Live Observe Performance Policy¶

The live runtime workbench treats "low overhead" as a validation target. The targets are per-machine comparisons against a local baseline, not portable absolute latency guarantees.

Budget¶

Mode	Target overhead
observe disabled	< 0.5%
observe summary	< 2%
observe detailed	< 5%
observe debug	no hard threshold; explicitly intrusive

The disabled target protects existing graph run, graph metrics, and graph trace behavior. Summary is the default graph observe mode. Detailed and debug are opt-in investigation modes.

Measurement policy¶

Compare modes on the same machine, same build type, and same graph workload.
Use repeated runs and report median plus p95 where timing is available.
Do not enforce cross-machine absolute timing thresholds in CI.
CI may run smoke/output-contract checks only when the environment is too noisy for timing thresholds.
Thresholds are adjustable through environment variables for local release evidence, but docs and defaults remain conservative.

Benchmark workloads¶

Checked-in live workloads should cover:

minimal graph;
high-frequency channel publish/commit paths;
trigger stress;
thread-pool lane behavior;
CompositeLoop iteration/convergence.

Checked-in live-observe benchmark files:

benchmarks/live_observe_minimal.yaml
benchmarks/live_observe_high_frequency_channels.yaml
benchmarks/live_observe_trigger_stress.yaml
benchmarks/live_observe_thread_pool.yaml
benchmarks/live_observe_composite_loop.yaml

Focused gates¶

./scripts/goal_check.sh live verifies functional and schema behavior:

observe schema smoke;
CLI NDJSON smoke;
assertion pass/fail smoke;
record artifact smoke;
replay smoke;
dashboard static asset smoke;
observer drop summary smoke.

./scripts/goal_check.sh live-perf verifies low-overhead evidence:

disabled baseline;
summary overhead;
detailed overhead;
high-frequency overflow does not block;
observer drops are visible;
no unbounded memory growth in bounded smoke scenarios.

Local command shape¶

Example release-evidence loop:

topoexec graph bench benchmarks/live_observe_high_frequency_channels.yaml \
  --steps 1000 --runs 20 --format json

topoexec graph observe benchmarks/live_observe_high_frequency_channels.yaml \
  --steps 1000 --observe-level summary --record /tmp/topoexec-live-summary

topoexec graph observe benchmarks/live_observe_high_frequency_channels.yaml \
  --steps 1000 --observe-level detailed --record /tmp/topoexec-live-detailed

./scripts/goal_check.sh live-perf

live-perf must prefer a controlled per-machine baseline. If a local environment cannot provide stable timing, record the skipped command, reason, replacement smoke evidence, and whether the gap blocks release in the goal ledger.

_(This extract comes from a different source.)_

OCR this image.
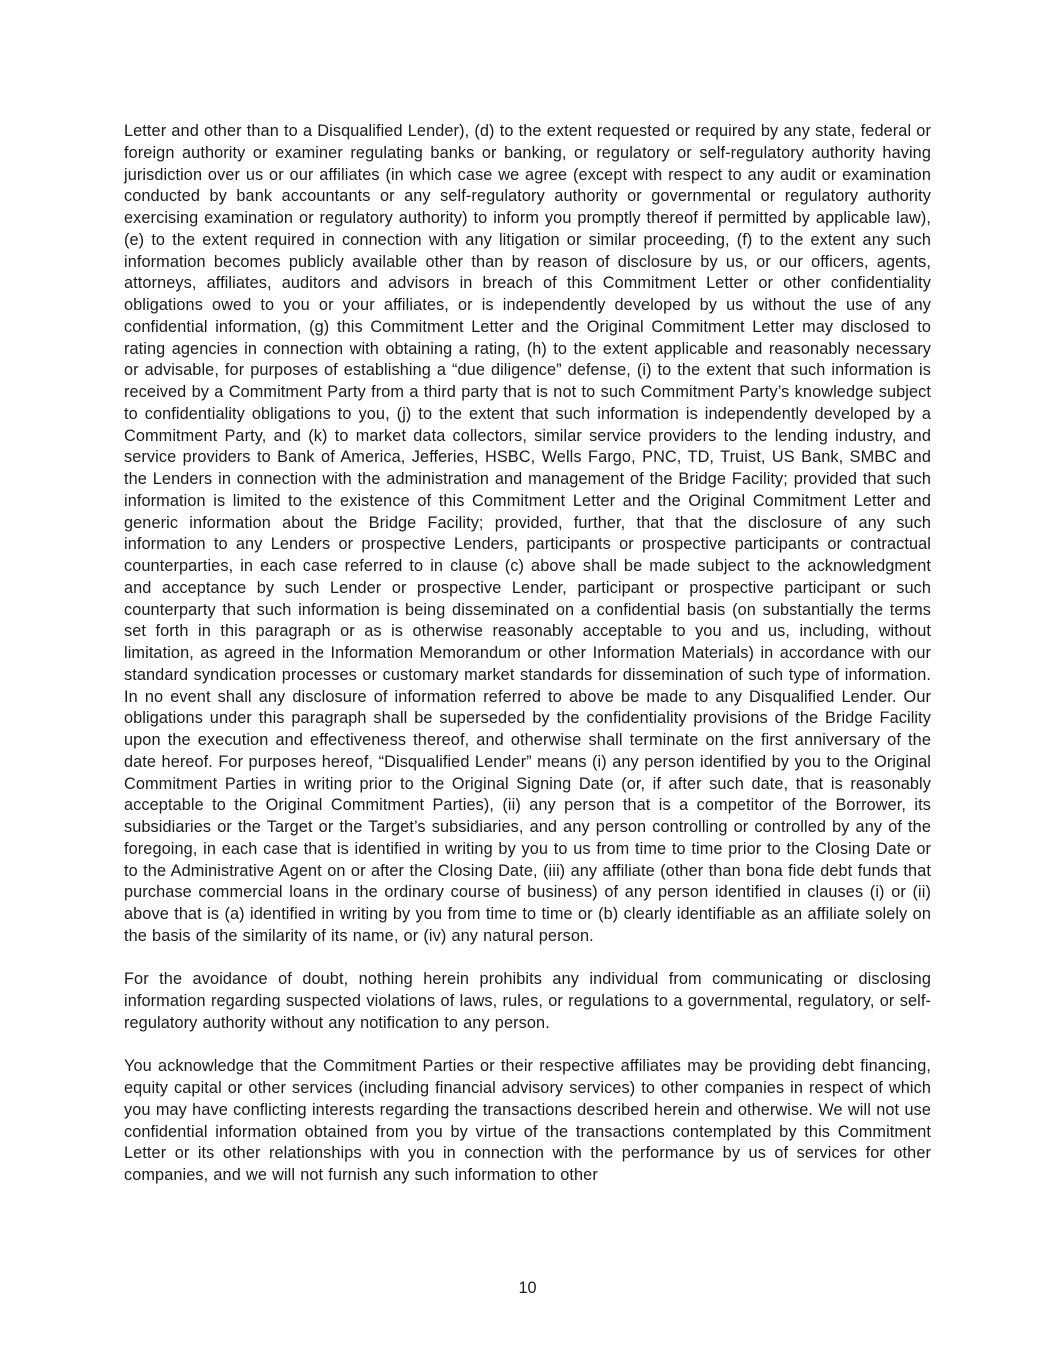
Letter and other than to a Disqualified Lender), (d) to the extent requested or required by any state, federal or foreign authority or examiner regulating banks or banking, or regulatory or self-regulatory authority having jurisdiction over us or our affiliates (in which case we agree (except with respect to any audit or examination conducted by bank accountants or any self-regulatory authority or governmental or regulatory authority exercising examination or regulatory authority) to inform you promptly thereof if permitted by applicable law), (e) to the extent required in connection with any litigation or similar proceeding, (f) to the extent any such information becomes publicly available other than by reason of disclosure by us, or our officers, agents, attorneys, affiliates, auditors and advisors in breach of this Commitment Letter or other confidentiality obligations owed to you or your affiliates, or is independently developed by us without the use of any confidential information, (g) this Commitment Letter and the Original Commitment Letter may disclosed to rating agencies in connection with obtaining a rating, (h) to the extent applicable and reasonably necessary or advisable, for purposes of establishing a “due diligence” defense, (i) to the extent that such information is received by a Commitment Party from a third party that is not to such Commitment Party’s knowledge subject to confidentiality obligations to you, (j) to the extent that such information is independently developed by a Commitment Party, and (k) to market data collectors, similar service providers to the lending industry, and service providers to Bank of America, Jefferies, HSBC, Wells Fargo, PNC, TD, Truist, US Bank, SMBC and the Lenders in connection with the administration and management of the Bridge Facility; provided that such information is limited to the existence of this Commitment Letter and the Original Commitment Letter and generic information about the Bridge Facility; provided, further, that that the disclosure of any such information to any Lenders or prospective Lenders, participants or prospective participants or contractual counterparties, in each case referred to in clause (c) above shall be made subject to the acknowledgment and acceptance by such Lender or prospective Lender, participant or prospective participant or such counterparty that such information is being disseminated on a confidential basis (on substantially the terms set forth in this paragraph or as is otherwise reasonably acceptable to you and us, including, without limitation, as agreed in the Information Memorandum or other Information Materials) in accordance with our standard syndication processes or customary market standards for dissemination of such type of information. In no event shall any disclosure of information referred to above be made to any Disqualified Lender. Our obligations under this paragraph shall be superseded by the confidentiality provisions of the Bridge Facility upon the execution and effectiveness thereof, and otherwise shall terminate on the first anniversary of the date hereof. For purposes hereof, “Disqualified Lender” means (i) any person identified by you to the Original Commitment Parties in writing prior to the Original Signing Date (or, if after such date, that is reasonably acceptable to the Original Commitment Parties), (ii) any person that is a competitor of the Borrower, its subsidiaries or the Target or the Target’s subsidiaries, and any person controlling or controlled by any of the foregoing, in each case that is identified in writing by you to us from time to time prior to the Closing Date or to the Administrative Agent on or after the Closing Date, (iii) any affiliate (other than bona fide debt funds that purchase commercial loans in the ordinary course of business) of any person identified in clauses (i) or (ii) above that is (a) identified in writing by you from time to time or (b) clearly identifiable as an affiliate solely on the basis of the similarity of its name, or (iv) any natural person.

For the avoidance of doubt, nothing herein prohibits any individual from communicating or disclosing information regarding suspected violations of laws, rules, or regulations to a governmental, regulatory, or self-regulatory authority without any notification to any person.

You acknowledge that the Commitment Parties or their respective affiliates may be providing debt financing, equity capital or other services (including financial advisory services) to other companies in respect of which you may have conflicting interests regarding the transactions described herein and otherwise. We will not use confidential information obtained from you by virtue of the transactions contemplated by this Commitment Letter or its other relationships with you in connection with the performance by us of services for other companies, and we will not furnish any such information to other

10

The default live-perf gate is intentionally smoke/output-contract only. Set TOPOEXEC_LIVE_PERF_ENFORCE=1 to make the local per-machine thresholds blocking for release evidence.

Hot-path audit checklist¶

Before claiming the budget, inspect or test that producer paths avoid:

JSON serialization;
socket or file I/O;
UI waits;
payload body copies;
unbounded allocations;
blocking queue pushes;
contended mutex waits;
global shared-map lookups;
global atomic event sequence increments for every event.

Collectors, recorders, assertion tools, and dashboards may use richer data structures because they run outside the runtime hot path.